In this lecture, Siddhartha Mukherjee dives into the complex topic of genetic research and why he wanted to write The Gene: An Intimate History, reasons of which include his family’s own history with genetic diseases. He shares the timeline of historic discoveries in the science of genes, from Gregor Mendel’s work with inheritance patterns in pea plants to modern-day somatic cell and germ line gene therapies, and speculates on the scientific possibilities in the future of genetic research. Throughout the lecture, he asks philosophical questions that will – in the not too distant future – become very real quandaries that human beings will have to face. He asks questions such as: If you could learn more about your or your children’s genetic makeup and potential risks, would you want to know? Would that knowledge change the course of your actions? And is humanity prepared for the responsibility that will come with our growing scientific knowledge?
“Genetics is not an abstraction for me. It is one of the most concrete realities that my family has faced, and I would argue it is one of the most concrete realities that virtually every family will face.”

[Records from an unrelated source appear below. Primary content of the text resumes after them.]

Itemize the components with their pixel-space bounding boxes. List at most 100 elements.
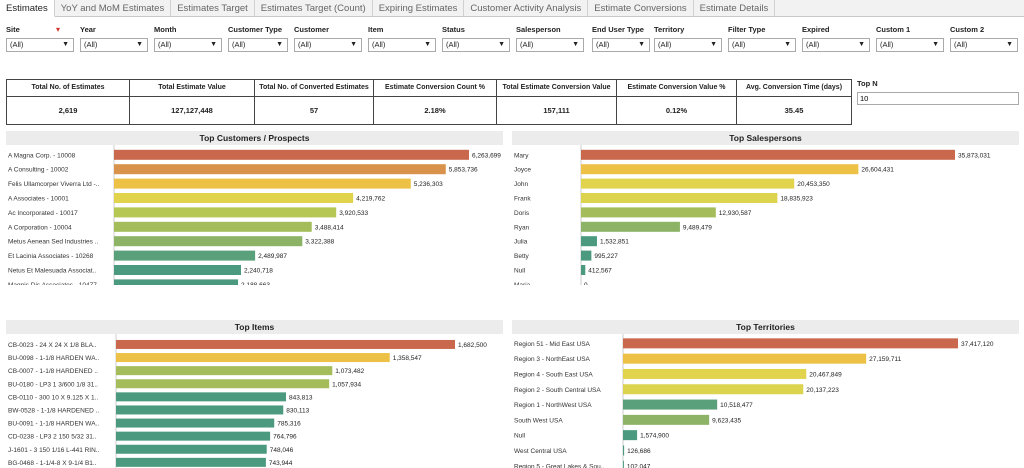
filter-customer-select[interactable]: (All) ▼ <box>294 38 362 52</box>
filter-custom-2: Custom 2 (All) ▼ <box>950 24 1018 52</box>
bar[interactable] <box>116 457 266 467</box>
bar[interactable] <box>623 353 867 364</box>
bar[interactable] <box>116 418 275 428</box>
bar[interactable] <box>116 392 287 402</box>
filter-item-select[interactable]: (All) ▼ <box>368 38 436 52</box>
bar[interactable] <box>114 250 256 261</box>
filter-expired-value: (All) <box>806 40 820 49</box>
filter-end-user-type-select[interactable]: (All) ▼ <box>592 38 650 52</box>
tab-estimates-target[interactable]: Estimates Target <box>171 0 255 17</box>
bar[interactable] <box>116 366 333 376</box>
filter-expired-select[interactable]: (All) ▼ <box>802 38 870 52</box>
filter-year-select[interactable]: (All) ▼ <box>80 38 148 52</box>
tab-estimate-details[interactable]: Estimate Details <box>694 0 776 17</box>
kpi-value: 2,619 <box>58 106 78 115</box>
kpi-label: Estimate Conversion Count % <box>374 80 496 97</box>
bar-value-label: 5,853,736 <box>449 167 478 174</box>
filter-filter-type: Filter Type (All) ▼ <box>728 24 796 52</box>
bar[interactable] <box>581 178 795 189</box>
filter-territory-select[interactable]: (All) ▼ <box>654 38 722 52</box>
bar[interactable] <box>116 339 455 349</box>
bar-value-label: 3,920,533 <box>339 210 368 217</box>
bar[interactable] <box>114 164 446 175</box>
filter-custom-2-label: Custom 2 <box>950 25 985 34</box>
bar[interactable] <box>116 444 267 454</box>
bar[interactable] <box>114 236 303 247</box>
tab-expiring-estimates[interactable]: Expiring Estimates <box>373 0 465 17</box>
bar-value-label: 2,188,663 <box>241 282 270 285</box>
bar[interactable] <box>114 207 337 218</box>
tab-customer-activity-analysis[interactable]: Customer Activity Analysis <box>464 0 589 17</box>
panel-title: Top Customers / Prospects <box>6 131 503 145</box>
bar-category-label: Ryan <box>514 224 530 231</box>
bar[interactable] <box>116 379 330 389</box>
filter-site-select[interactable]: (All) ▼ <box>6 38 74 52</box>
bar[interactable] <box>581 236 597 247</box>
filter-status: Status (All) ▼ <box>442 24 510 52</box>
bar[interactable] <box>581 193 778 203</box>
funnel-icon[interactable]: ▾ <box>56 25 61 34</box>
chevron-down-icon: ▼ <box>858 41 865 48</box>
filter-customer-type-value: (All) <box>232 40 246 49</box>
bar-category-label: Maria <box>514 282 531 285</box>
bar[interactable] <box>114 178 411 189</box>
tab-yoy-mom-estimates[interactable]: YoY and MoM Estimates <box>55 0 172 17</box>
bar[interactable] <box>623 460 624 468</box>
filter-salesperson-select[interactable]: (All) ▼ <box>516 38 584 52</box>
filter-customer-type-label: Customer Type <box>228 25 283 34</box>
tab-estimates-target-count[interactable]: Estimates Target (Count) <box>255 0 373 17</box>
bar[interactable] <box>623 445 625 456</box>
filter-filter-type-label: Filter Type <box>728 25 766 34</box>
bar-value-label: 843,813 <box>289 394 313 401</box>
filter-status-label: Status <box>442 25 465 34</box>
bar[interactable] <box>623 399 718 410</box>
bar[interactable] <box>114 149 469 160</box>
bar[interactable] <box>623 430 638 441</box>
filter-customer-type-select[interactable]: (All) ▼ <box>228 38 288 52</box>
bar[interactable] <box>623 368 807 379</box>
bar-value-label: 412,567 <box>588 268 612 275</box>
bar[interactable] <box>114 265 241 275</box>
chevron-down-icon: ▼ <box>424 41 431 48</box>
bar-category-label: BU-0098 - 1-1/8 HARDEN WA.. <box>8 355 99 362</box>
filter-customer: Customer (All) ▼ <box>294 24 362 52</box>
kpi-label: Estimate Conversion Value % <box>617 80 736 97</box>
bar[interactable] <box>114 279 239 285</box>
bar-category-label: BW-0528 - 1-1/8 HARDENED .. <box>8 407 99 414</box>
bar[interactable] <box>116 405 284 415</box>
tab-estimates[interactable]: Estimates <box>0 0 55 17</box>
bar-value-label: 5,236,303 <box>414 181 443 188</box>
bar[interactable] <box>581 207 716 218</box>
bar[interactable] <box>114 193 354 203</box>
bar[interactable] <box>581 221 680 232</box>
bar[interactable] <box>581 164 859 175</box>
bar-value-label: 748,046 <box>270 447 294 454</box>
filter-custom-2-select[interactable]: (All) ▼ <box>950 38 1018 52</box>
kpi-value: 57 <box>309 106 319 115</box>
filter-custom-1-select[interactable]: (All) ▼ <box>876 38 944 52</box>
top-n-input[interactable] <box>857 92 1019 105</box>
filter-filter-type-select[interactable]: (All) ▼ <box>728 38 796 52</box>
bar[interactable] <box>623 338 958 349</box>
bar-category-label: Joyce <box>514 167 531 174</box>
bar-category-label: Et Lacinia Associates - 10268 <box>8 253 94 260</box>
bar[interactable] <box>116 431 271 441</box>
bar-value-label: 1,682,500 <box>458 342 487 349</box>
bar[interactable] <box>116 353 390 363</box>
filter-salesperson: Salesperson (All) ▼ <box>516 24 584 52</box>
bar[interactable] <box>581 149 955 160</box>
tab-estimate-conversions[interactable]: Estimate Conversions <box>588 0 694 17</box>
bar[interactable] <box>114 221 312 232</box>
filter-month-select[interactable]: (All) ▼ <box>154 38 222 52</box>
filter-status-select[interactable]: (All) ▼ <box>442 38 510 52</box>
filter-custom-2-value: (All) <box>954 40 968 49</box>
bar[interactable] <box>581 250 592 261</box>
bar[interactable] <box>623 384 804 395</box>
bar[interactable] <box>623 414 710 425</box>
bar[interactable] <box>581 265 586 275</box>
bar-category-label: Frank <box>514 196 531 203</box>
bar-value-label: 1,073,482 <box>335 368 364 375</box>
bar-category-label: Region 4 - South East USA <box>514 371 593 378</box>
kpi-value: 2.18% <box>424 106 446 115</box>
kpi-value: 157,111 <box>543 106 570 115</box>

“In these political times, please read the chapters on race… The Victorian construction of ‘race’ is entirely arbitrary, and the fact that we are fighting about a scientific construction that’s largely arbitrary is really embarrassing.”
“This is technology that our children will be debating and talking about in a way that will make much of these current debates entirely trivial.”

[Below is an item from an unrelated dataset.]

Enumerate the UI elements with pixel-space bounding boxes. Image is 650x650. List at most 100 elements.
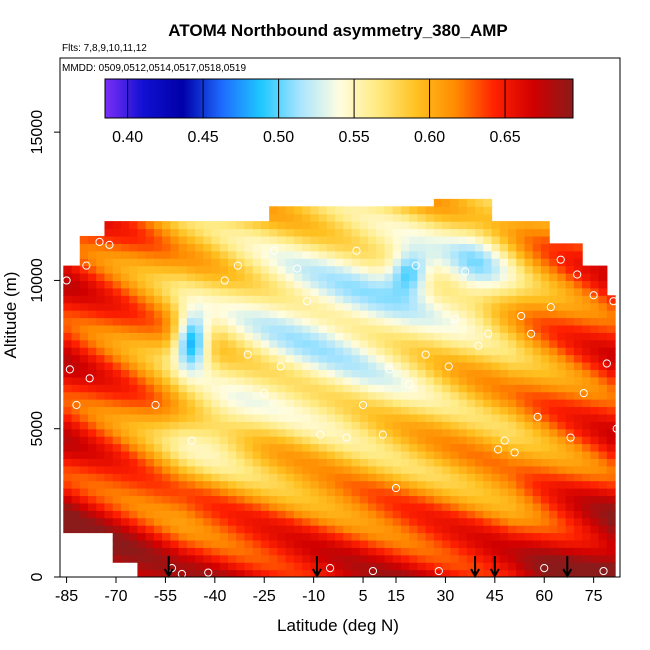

Siddhartha Mukherjee is the author of The Emperor of All Maladies: A Biography of Cancer, winner of the 2011 Pulitzer Prize in general nonfiction, and The Laws of Medicine. He is the editor of Best Science Writing 2013. Mukherjee is an assistant professor of medicine at Columbia University and a cancer physician and researcher. A Rhodes scholar, he graduated from Stanford University, University of Oxford, and Harvard Medical School. He has published articles in Nature, The New England Journal of Medicine, The New York Times, and Cell. He lives in New York with his wife and daughters.